Love Is Enough
It isn’t easy losing everything you own, but it can teach you a lot. It happened to me when I was only 11 years old. My brothers, Mom, Dad, and Nana all lived together in her 70 year old ramshackle, wooden house. One summer night Nana’s scream woke up my brother and me. My brother pulled me out of bed and yelled there was a fire in the house. There was so much smoke. There was so much confusion. We all ran towards the front door. At the last second Mom saw our little dog and picked him up, saving him from the flames. Then we were outside dressed only in what we were sleeping in while the house burned to the ground in a matter of minutes along with everything in it. That scene was burned into my mind forever. I can still see my Mom crying while my Dad cursed in frustration as we lost everything we owned.
The memories after that night are cloudier.
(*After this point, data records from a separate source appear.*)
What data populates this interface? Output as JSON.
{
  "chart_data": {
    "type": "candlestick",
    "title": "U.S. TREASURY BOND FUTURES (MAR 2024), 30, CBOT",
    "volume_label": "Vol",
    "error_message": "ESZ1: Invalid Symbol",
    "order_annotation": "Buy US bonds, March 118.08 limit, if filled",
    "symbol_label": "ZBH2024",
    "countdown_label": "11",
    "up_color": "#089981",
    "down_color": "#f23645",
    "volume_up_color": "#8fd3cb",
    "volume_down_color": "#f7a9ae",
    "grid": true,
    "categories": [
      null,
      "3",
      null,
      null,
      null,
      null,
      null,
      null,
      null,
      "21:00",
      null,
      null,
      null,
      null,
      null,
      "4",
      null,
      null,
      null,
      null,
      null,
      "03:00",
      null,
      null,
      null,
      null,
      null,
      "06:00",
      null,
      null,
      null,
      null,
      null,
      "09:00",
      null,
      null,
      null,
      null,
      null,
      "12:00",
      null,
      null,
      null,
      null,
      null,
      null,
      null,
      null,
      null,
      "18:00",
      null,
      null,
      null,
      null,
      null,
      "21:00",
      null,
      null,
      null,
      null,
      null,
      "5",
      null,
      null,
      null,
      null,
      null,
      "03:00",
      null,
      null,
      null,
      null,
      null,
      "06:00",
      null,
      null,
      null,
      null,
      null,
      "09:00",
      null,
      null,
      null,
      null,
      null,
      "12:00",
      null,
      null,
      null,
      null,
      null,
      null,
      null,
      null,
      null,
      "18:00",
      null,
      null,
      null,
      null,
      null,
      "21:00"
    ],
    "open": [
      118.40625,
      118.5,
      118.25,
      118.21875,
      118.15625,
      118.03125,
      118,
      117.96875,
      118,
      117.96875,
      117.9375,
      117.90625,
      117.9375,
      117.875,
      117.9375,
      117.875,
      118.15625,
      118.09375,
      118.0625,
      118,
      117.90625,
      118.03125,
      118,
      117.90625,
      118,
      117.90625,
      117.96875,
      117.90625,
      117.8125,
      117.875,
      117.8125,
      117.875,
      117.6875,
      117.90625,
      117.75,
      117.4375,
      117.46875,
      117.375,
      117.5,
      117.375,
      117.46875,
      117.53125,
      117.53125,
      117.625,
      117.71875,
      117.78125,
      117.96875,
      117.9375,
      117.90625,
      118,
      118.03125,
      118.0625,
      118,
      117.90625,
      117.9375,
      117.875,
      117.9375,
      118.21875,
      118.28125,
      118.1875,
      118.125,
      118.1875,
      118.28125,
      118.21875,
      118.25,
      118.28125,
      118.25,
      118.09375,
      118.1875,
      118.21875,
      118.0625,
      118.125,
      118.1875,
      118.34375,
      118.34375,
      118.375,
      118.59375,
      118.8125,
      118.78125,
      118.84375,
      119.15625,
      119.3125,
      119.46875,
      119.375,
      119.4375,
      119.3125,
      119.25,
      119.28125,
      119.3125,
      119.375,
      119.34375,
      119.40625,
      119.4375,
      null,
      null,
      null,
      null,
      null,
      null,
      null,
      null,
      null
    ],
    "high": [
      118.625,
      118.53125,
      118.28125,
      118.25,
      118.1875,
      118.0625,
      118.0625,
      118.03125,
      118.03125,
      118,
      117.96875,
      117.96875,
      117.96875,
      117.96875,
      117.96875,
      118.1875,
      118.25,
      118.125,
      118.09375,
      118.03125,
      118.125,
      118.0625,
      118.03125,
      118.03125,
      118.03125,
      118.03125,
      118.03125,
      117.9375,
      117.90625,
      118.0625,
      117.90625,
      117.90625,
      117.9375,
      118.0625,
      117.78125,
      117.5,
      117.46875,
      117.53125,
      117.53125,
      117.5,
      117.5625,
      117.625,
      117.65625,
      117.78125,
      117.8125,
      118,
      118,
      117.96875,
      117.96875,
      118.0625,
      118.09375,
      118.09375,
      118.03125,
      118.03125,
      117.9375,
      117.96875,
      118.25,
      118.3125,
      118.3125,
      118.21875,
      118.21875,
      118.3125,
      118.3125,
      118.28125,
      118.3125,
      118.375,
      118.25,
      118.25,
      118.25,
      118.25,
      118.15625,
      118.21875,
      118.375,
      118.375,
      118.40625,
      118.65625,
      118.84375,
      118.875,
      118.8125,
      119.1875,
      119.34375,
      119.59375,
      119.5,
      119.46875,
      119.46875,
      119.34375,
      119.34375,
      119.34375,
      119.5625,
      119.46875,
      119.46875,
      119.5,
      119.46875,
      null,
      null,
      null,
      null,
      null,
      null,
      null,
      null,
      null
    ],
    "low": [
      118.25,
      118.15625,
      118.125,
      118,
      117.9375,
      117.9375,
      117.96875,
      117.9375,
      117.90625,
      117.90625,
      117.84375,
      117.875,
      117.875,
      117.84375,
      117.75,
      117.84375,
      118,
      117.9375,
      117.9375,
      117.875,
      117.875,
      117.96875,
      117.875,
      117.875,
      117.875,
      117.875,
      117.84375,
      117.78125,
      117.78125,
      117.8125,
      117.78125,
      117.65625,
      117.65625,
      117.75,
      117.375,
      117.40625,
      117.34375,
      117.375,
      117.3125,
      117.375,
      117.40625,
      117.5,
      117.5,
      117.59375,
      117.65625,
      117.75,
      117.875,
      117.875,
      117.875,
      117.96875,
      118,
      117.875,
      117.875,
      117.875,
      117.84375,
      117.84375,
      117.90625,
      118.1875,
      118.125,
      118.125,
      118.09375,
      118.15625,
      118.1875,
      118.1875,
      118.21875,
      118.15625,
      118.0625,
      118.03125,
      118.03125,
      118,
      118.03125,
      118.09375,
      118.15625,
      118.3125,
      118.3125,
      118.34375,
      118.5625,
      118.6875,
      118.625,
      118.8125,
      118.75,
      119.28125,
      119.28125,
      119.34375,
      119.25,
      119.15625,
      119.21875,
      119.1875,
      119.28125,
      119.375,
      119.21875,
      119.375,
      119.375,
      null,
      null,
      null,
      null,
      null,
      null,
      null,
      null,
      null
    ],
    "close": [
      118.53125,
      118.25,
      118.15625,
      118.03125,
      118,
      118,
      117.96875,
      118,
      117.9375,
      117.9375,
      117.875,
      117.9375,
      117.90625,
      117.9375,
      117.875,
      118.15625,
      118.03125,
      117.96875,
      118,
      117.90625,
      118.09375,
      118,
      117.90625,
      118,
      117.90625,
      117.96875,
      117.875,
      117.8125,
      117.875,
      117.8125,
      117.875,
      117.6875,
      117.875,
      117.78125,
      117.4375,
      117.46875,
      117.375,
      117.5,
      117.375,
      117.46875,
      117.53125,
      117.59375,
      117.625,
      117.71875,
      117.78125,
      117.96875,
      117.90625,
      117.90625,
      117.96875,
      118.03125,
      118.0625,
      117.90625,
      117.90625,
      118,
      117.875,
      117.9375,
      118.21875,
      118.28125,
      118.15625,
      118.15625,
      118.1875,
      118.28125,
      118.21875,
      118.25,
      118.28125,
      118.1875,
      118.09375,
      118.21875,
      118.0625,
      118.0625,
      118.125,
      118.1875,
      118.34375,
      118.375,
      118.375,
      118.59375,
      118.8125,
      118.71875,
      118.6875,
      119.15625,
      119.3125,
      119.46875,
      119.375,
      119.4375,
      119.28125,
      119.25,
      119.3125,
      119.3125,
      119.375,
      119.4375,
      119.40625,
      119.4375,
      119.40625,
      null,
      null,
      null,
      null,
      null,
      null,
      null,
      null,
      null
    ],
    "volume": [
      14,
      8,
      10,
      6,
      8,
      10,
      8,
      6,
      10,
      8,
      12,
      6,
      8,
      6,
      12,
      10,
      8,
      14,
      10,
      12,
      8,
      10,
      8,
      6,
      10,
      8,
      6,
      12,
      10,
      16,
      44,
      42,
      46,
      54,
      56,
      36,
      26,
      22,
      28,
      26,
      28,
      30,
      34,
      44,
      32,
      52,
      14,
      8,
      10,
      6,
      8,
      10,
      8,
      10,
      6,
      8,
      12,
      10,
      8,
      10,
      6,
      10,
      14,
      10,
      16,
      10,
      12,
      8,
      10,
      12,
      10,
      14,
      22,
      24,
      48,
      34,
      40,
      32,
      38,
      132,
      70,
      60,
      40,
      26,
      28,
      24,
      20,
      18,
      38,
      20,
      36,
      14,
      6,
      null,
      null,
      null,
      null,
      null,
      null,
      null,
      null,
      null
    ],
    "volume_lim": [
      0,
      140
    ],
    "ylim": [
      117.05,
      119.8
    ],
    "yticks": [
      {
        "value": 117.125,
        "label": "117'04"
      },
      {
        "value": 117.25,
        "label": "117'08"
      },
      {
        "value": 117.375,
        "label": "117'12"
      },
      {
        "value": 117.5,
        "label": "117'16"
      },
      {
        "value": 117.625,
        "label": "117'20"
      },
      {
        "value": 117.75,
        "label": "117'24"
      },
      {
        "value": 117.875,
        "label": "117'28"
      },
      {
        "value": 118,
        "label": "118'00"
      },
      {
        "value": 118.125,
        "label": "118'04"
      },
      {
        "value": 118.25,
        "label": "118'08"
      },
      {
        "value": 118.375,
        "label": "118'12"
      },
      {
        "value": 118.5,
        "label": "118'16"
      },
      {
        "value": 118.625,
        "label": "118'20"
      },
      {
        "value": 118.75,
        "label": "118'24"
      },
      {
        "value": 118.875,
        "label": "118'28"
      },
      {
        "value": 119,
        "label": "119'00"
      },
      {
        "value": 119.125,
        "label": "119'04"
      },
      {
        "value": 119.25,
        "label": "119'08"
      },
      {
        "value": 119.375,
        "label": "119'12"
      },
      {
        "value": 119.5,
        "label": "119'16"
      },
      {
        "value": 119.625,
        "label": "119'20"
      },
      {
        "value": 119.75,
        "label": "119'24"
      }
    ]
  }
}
Perhaps it was the shock of it all. I remember being wrapped in blankets by the firemen and going to the house of a family friend. I remember not sleeping well at night in this strange new place. I remember people arriving with donated clothes for all of us. I remember Dad searching through the rubble but only being able to save my Mom’s wedding rings. Most of all I remember seeing my usually feisty and cheerful Nana crying in secret. I remember the sadness in Mom’s eyes and the gloom that hung over Dad while he searched for a place for us to live. In my innocent mind I wondered if we were cursed or if God just hated us.
One evening, though, as we gathered around our friend’s dining room table I heard something I hadn’t heard in a while: laughter. Mom, Dad, and Nana were smiling again, sharing funny, old stories. I joined in the laughter and felt Mom gently touch my hand. I knew then that everything would be alright, that God did love us, and life would go on. I realized too that when you have nothing left but Love, you finally see that Love is enough. I have carried that wisdom in my heart ever since. It has nurtured my life and shaped my soul. That is why I am sharing it with you now. May you always have Love. May you always have Enough.